The LightShift Chemiluminescent EMSA Kit by Pierce Biotechnology has been a useful tool in my laboratory for the study of aptamer-protein binding interactions. Even though I am still working through the optimization of the binding reaction, the kit provides such clean results that it makes working out the kinks much more enjoyable. I recommend this kit for anyone interested in visually detecting protein and DNA binding while determining the specificity of the binding interaction. Since the kit is non-radioactive and uses the mini polyacrylamide gels, the assay is extremely fast and user friendly.

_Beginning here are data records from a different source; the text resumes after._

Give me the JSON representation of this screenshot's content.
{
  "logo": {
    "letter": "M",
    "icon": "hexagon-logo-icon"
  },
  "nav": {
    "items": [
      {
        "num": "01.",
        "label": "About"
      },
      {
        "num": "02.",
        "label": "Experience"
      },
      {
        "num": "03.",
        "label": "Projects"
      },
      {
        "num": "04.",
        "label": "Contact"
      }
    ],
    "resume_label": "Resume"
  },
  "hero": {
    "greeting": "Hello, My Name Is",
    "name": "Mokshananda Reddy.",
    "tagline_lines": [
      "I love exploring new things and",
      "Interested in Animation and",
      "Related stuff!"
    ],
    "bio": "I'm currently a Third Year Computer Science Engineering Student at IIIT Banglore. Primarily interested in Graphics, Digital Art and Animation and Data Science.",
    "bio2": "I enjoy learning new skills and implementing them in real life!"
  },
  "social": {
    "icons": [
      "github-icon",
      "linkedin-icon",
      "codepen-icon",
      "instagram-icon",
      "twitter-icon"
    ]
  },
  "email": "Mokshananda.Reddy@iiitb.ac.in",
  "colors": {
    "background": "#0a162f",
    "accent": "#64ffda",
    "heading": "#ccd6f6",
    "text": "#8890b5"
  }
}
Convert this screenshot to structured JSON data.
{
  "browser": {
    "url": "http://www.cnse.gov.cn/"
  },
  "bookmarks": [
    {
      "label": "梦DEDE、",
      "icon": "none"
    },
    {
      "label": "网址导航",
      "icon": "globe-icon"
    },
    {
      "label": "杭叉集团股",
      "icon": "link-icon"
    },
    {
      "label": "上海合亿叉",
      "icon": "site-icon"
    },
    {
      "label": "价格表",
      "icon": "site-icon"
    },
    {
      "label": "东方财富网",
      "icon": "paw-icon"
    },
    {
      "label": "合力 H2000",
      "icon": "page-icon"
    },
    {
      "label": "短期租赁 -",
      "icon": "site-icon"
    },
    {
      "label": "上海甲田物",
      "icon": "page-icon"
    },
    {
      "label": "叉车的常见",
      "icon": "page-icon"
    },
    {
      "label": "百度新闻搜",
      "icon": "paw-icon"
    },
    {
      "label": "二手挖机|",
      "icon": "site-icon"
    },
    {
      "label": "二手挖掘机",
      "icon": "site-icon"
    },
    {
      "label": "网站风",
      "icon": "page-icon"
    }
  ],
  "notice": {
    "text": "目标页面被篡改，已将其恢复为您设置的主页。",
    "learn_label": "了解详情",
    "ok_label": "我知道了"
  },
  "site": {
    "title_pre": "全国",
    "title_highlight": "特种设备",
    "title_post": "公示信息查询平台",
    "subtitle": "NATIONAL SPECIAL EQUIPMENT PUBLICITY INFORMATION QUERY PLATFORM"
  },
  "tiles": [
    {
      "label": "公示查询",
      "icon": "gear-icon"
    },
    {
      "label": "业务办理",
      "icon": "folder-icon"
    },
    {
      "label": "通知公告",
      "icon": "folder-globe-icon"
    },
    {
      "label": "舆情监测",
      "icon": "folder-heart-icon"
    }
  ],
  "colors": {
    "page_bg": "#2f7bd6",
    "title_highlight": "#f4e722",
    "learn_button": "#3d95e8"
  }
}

I recommend using smaller volumes of detection reagent than the protocol suggests because I believe the protocol calls for an excessive volume – just make sure to cover the membrane. Using a small container that fits the membrane for the detection will save reagent and thus, money. I believe this kit will provide the answers any researcher is asking in regards to DNA-protein interactions. I recommend it to everyone, but especially those who currently use the radioactive EMSA technique since it is so much faster and produces cleaner results.